If i understand you correctly, you are suggesting looping over the fully assembled vector, which is exactly what NRSolver does already.
We of course need to do that as well, but unfortunately, we need to element-internal forces to normalize with (this is just a split-up ebenorm). In the case of no external forces, the assembled internal forces are always zero at equilibrium.
I can't see any way around it. In the case of a single node
we need to obtain; ebeNorm = |F1| + |F2|, which can't be obtained in the assembled version, where we just know the sum F1+F2
I can see an alternative way to do this, and its easiest to explain in pseudo-code;
for ( int i = 1; i <= nelem; i++ ) {
element = domain->giveElement(i);
element->giveLocationArray(loc, eid, s);
this->giveElementCharacteristicVector(charVec, i, type, mode, tStep, domain);
if ( charVec.isNotEmpty() ) {
if ( element->giveRotationMatrix(R, eid) ) {
charVec.rotatedWith(R, 't');
}
answer.assemble(charVec, loc);
///////////////////////////////////////////////////////// Compute the squared norm for each dofid;
if (norms) { // Send NULL if you don't need the ebenorms.

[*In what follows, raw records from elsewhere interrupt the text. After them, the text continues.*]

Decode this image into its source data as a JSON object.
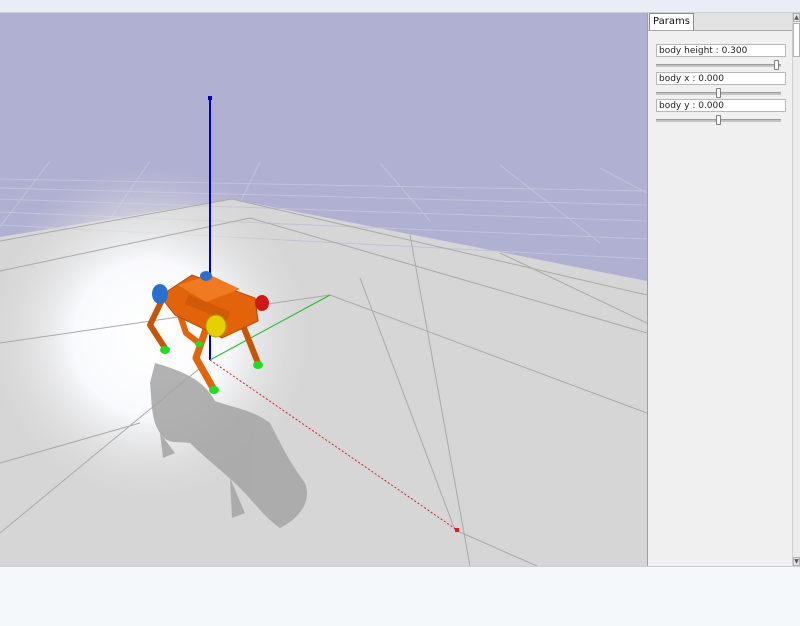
{
  "params_panel": {
    "tab_label": "Params",
    "params": [
      {
        "label": "body height",
        "value": "0.300",
        "slider_fraction": 0.97
      },
      {
        "label": "body x",
        "value": "0.000",
        "slider_fraction": 0.5
      },
      {
        "label": "body y",
        "value": "0.000",
        "slider_fraction": 0.5
      }
    ]
  },
  "scene": {
    "sky_color": "#b0b0d2",
    "floor_color": "#d6d6d6",
    "robot_color": "#e3630a",
    "axis_colors": {
      "x": "#cc2222",
      "y": "#22bb22",
      "z": "#0000cc"
    }
  },
  "icons": {
    "scroll_up": "▲",
    "scroll_down": "▼"
  }
}
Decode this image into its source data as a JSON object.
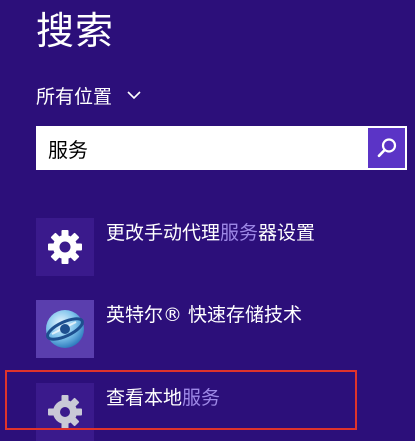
{
  "header": {
    "title": "搜索"
  },
  "scope": {
    "label": "所有位置"
  },
  "search": {
    "value": "服务"
  },
  "results": [
    {
      "prefix": "更改手动代理",
      "match": "服务",
      "suffix": "器设置",
      "icon": "gear-icon"
    },
    {
      "prefix": "英特尔® 快速存储技术",
      "match": "",
      "suffix": "",
      "icon": "intel-rst-icon"
    },
    {
      "prefix": "查看本地",
      "match": "服务",
      "suffix": "",
      "icon": "services-gear-icon"
    }
  ],
  "colors": {
    "background": "#2c0f7a",
    "search_button": "#5b34c6",
    "match_highlight": "#9d88e6",
    "annotation_box": "#e0332b"
  }
}
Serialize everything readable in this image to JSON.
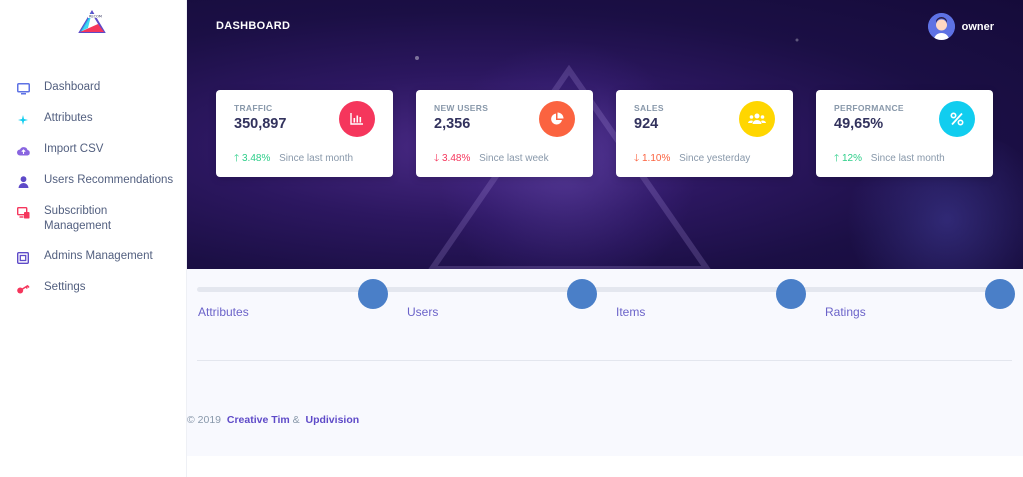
{
  "header": {
    "title": "DASHBOARD",
    "user_name": "owner"
  },
  "sidebar": {
    "items": [
      {
        "label": "Dashboard",
        "icon": "monitor-icon",
        "color": "#5e72e4"
      },
      {
        "label": "Attributes",
        "icon": "sparkle-icon",
        "color": "#11cdef"
      },
      {
        "label": "Import CSV",
        "icon": "cloud-upload-icon",
        "color": "#8965e0"
      },
      {
        "label": "Users Recommendations",
        "icon": "user-icon",
        "color": "#5e4ac8"
      },
      {
        "label": "Subscribtion Management",
        "icon": "devices-icon",
        "color": "#f5365c"
      },
      {
        "label": "Admins Management",
        "icon": "admin-panel-icon",
        "color": "#5e4ac8"
      },
      {
        "label": "Settings",
        "icon": "settings-key-icon",
        "color": "#f5365c"
      }
    ]
  },
  "cards": [
    {
      "title": "TRAFFIC",
      "value": "350,897",
      "change": "3.48%",
      "direction": "up",
      "since": "Since last month",
      "icon": "chart-bar-icon",
      "icon_color": "#f5365c"
    },
    {
      "title": "NEW USERS",
      "value": "2,356",
      "change": "3.48%",
      "direction": "down",
      "since": "Since last week",
      "icon": "chart-pie-icon",
      "icon_color": "#fb6340"
    },
    {
      "title": "SALES",
      "value": "924",
      "change": "1.10%",
      "direction": "down",
      "since": "Since yesterday",
      "icon": "users-icon",
      "icon_color": "#ffd600"
    },
    {
      "title": "PERFORMANCE",
      "value": "49,65%",
      "change": "12%",
      "direction": "up",
      "since": "Since last month",
      "icon": "percent-icon",
      "icon_color": "#11cdef"
    }
  ],
  "stepper": {
    "steps": [
      "Attributes",
      "Users",
      "Items",
      "Ratings"
    ]
  },
  "footer": {
    "copyright": "© 2019",
    "link1": "Creative Tim",
    "amp": "&",
    "link2": "Updivision"
  }
}
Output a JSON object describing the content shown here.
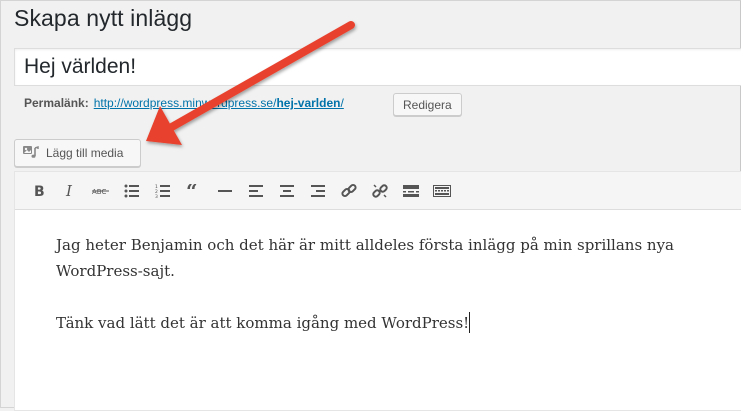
{
  "page": {
    "title": "Skapa nytt inlägg"
  },
  "post": {
    "title_value": "Hej världen!",
    "permalink_label": "Permalänk:",
    "permalink_base": "http://wordpress.minwordpress.se/",
    "permalink_slug": "hej-varlden",
    "permalink_trailing": "/",
    "edit_label": "Redigera"
  },
  "media": {
    "add_label": "Lägg till media"
  },
  "toolbar": {
    "buttons": [
      "bold-icon",
      "italic-icon",
      "strikethrough-icon",
      "bullet-list-icon",
      "numbered-list-icon",
      "blockquote-icon",
      "horizontal-rule-icon",
      "align-left-icon",
      "align-center-icon",
      "align-right-icon",
      "insert-link-icon",
      "remove-link-icon",
      "read-more-icon",
      "toolbar-toggle-icon"
    ]
  },
  "content": {
    "paragraphs": [
      "Jag heter Benjamin och det här är mitt alldeles första inlägg på min sprillans nya WordPress-sajt.",
      "Tänk vad lätt det är att komma igång med WordPress!"
    ]
  },
  "colors": {
    "link": "#0073aa",
    "arrow": "#e8432f",
    "text": "#23282d"
  }
}
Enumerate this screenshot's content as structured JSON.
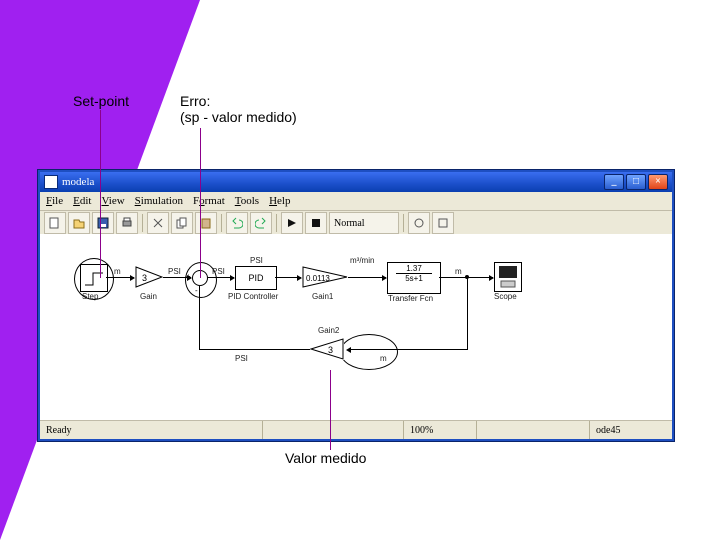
{
  "annotations": {
    "setpoint": "Set-point",
    "erro_line1": "Erro:",
    "erro_line2": " (sp - valor medido)",
    "valor_medido": "Valor medido"
  },
  "window": {
    "title": "modela",
    "menus": [
      "File",
      "Edit",
      "View",
      "Simulation",
      "Format",
      "Tools",
      "Help"
    ],
    "normal": "Normal",
    "status_left": "Ready",
    "status_pct": "100%",
    "status_solver": "ode45"
  },
  "blocks": {
    "step": {
      "label": "Step"
    },
    "gain": {
      "label": "Gain",
      "value": "3"
    },
    "sum": {
      "p1": "+",
      "p2": "-"
    },
    "pid": {
      "label": "PID Controller",
      "text": "PID"
    },
    "gain1": {
      "label": "Gain1",
      "value": "0.0113"
    },
    "tf": {
      "label": "Transfer Fcn",
      "num": "1.37",
      "den": "5s+1"
    },
    "scope": {
      "label": "Scope"
    },
    "gain2": {
      "label": "Gain2",
      "value": "3"
    },
    "signals": {
      "m": "m",
      "psi": "PSI",
      "mcubmin": "m³/min"
    }
  }
}
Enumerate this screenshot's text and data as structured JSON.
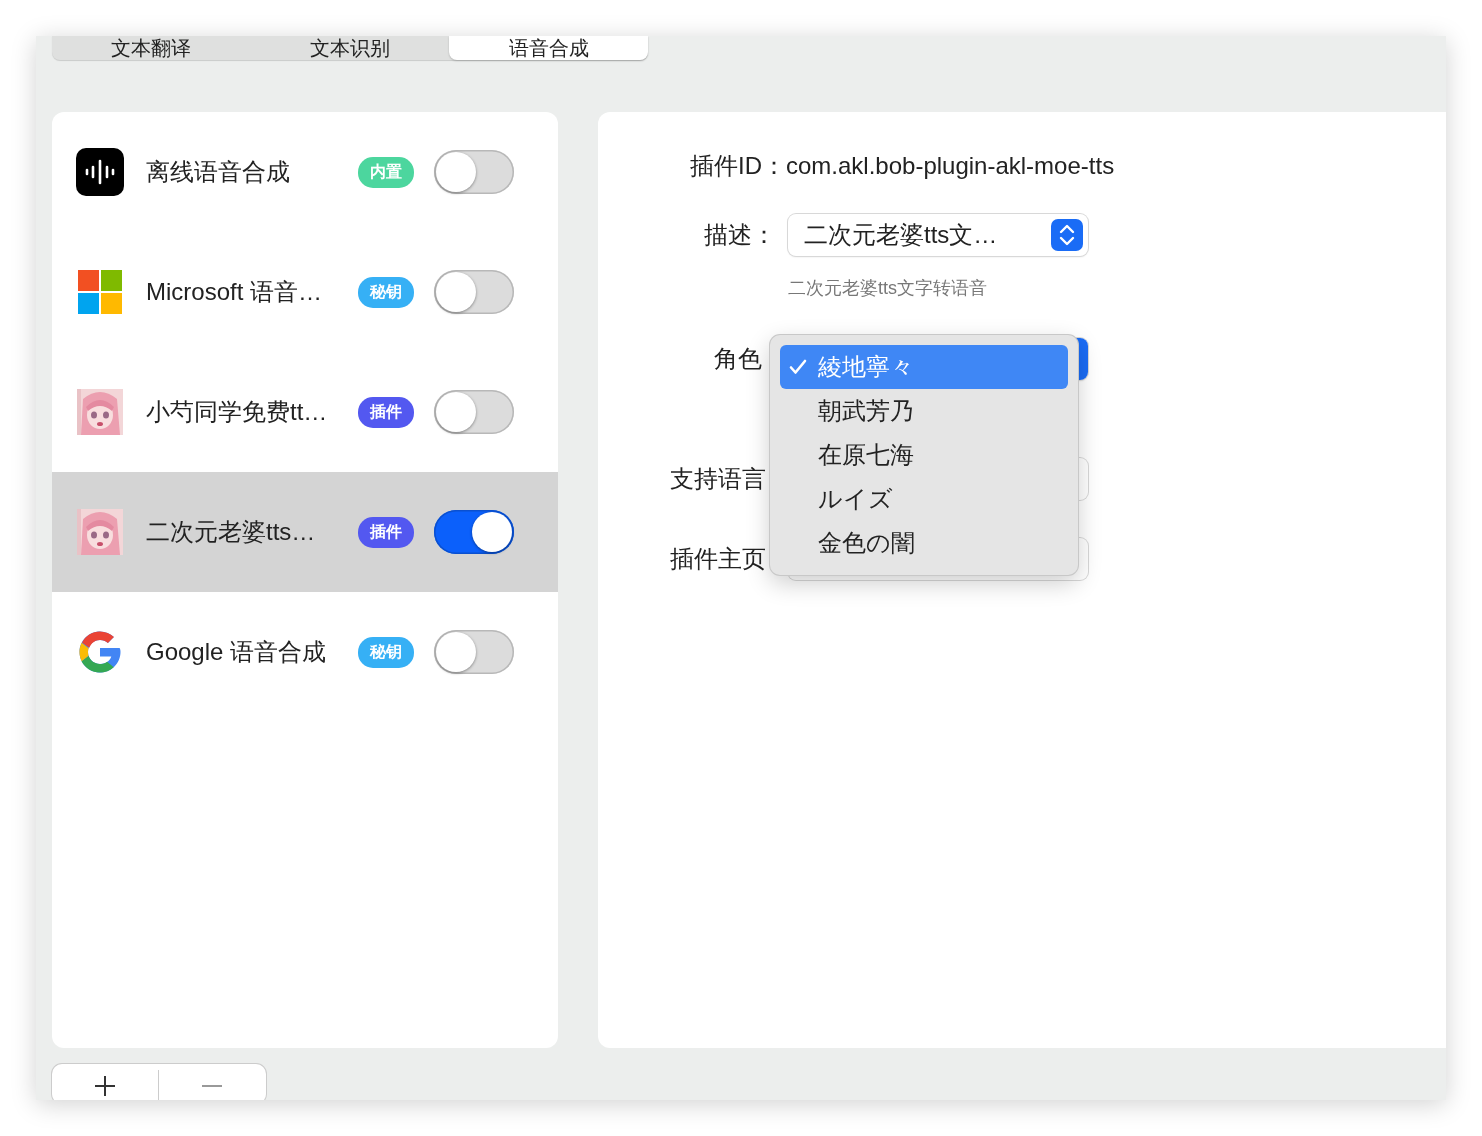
{
  "tabs": [
    {
      "label": "文本翻译",
      "selected": false
    },
    {
      "label": "文本识别",
      "selected": false
    },
    {
      "label": "语音合成",
      "selected": true
    }
  ],
  "engines": [
    {
      "name": "离线语音合成",
      "kind": "waveform",
      "badge": {
        "text": "内置",
        "color": "#4cd69e"
      },
      "enabled": false,
      "selected": false
    },
    {
      "name": "Microsoft 语音…",
      "kind": "squares",
      "badge": {
        "text": "秘钥",
        "color": "#36b0f5"
      },
      "enabled": false,
      "selected": false
    },
    {
      "name": "小芍同学免费tt…",
      "kind": "picture",
      "badge": {
        "text": "插件",
        "color": "#5358f0"
      },
      "enabled": false,
      "selected": false
    },
    {
      "name": "二次元老婆tts…",
      "kind": "picture",
      "badge": {
        "text": "插件",
        "color": "#5358f0"
      },
      "enabled": true,
      "selected": true
    },
    {
      "name": "Google 语音合成",
      "kind": "g",
      "badge": {
        "text": "秘钥",
        "color": "#36b0f5"
      },
      "enabled": false,
      "selected": false
    }
  ],
  "details": {
    "plugin_id": {
      "label": "插件ID：",
      "value": "com.akl.bob-plugin-akl-moe-tts"
    },
    "description": {
      "label": "描述：",
      "value": "二次元老婆tts文…",
      "hint": "二次元老婆tts文字转语音"
    },
    "role": {
      "label": "角色"
    },
    "languages": {
      "label": "支持语言"
    },
    "homepage": {
      "label": "插件主页"
    }
  },
  "role_menu": [
    {
      "label": "綾地寧々",
      "selected": true
    },
    {
      "label": "朝武芳乃",
      "selected": false
    },
    {
      "label": "在原七海",
      "selected": false
    },
    {
      "label": "ルイズ",
      "selected": false
    },
    {
      "label": "金色の闇",
      "selected": false
    }
  ]
}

element->giveMasterDofIDs(masterDofIDs); // Very similar function to "giveLocationArray", but stores dofids instead of equation numbers
for ( int j = 1; j <= charVec.giveSize(); j++) {
int dofid = masterDofIDs.at(j);
double val = charVec.at(j);
norms->at(dofid) += val*val;
}
}
//////////////////////////////////////////////////////// Old approach, just a single norm to compute;
//norm += charVec.computeSquaredNorm();
}
}
I don't think there would be much performance issues from this.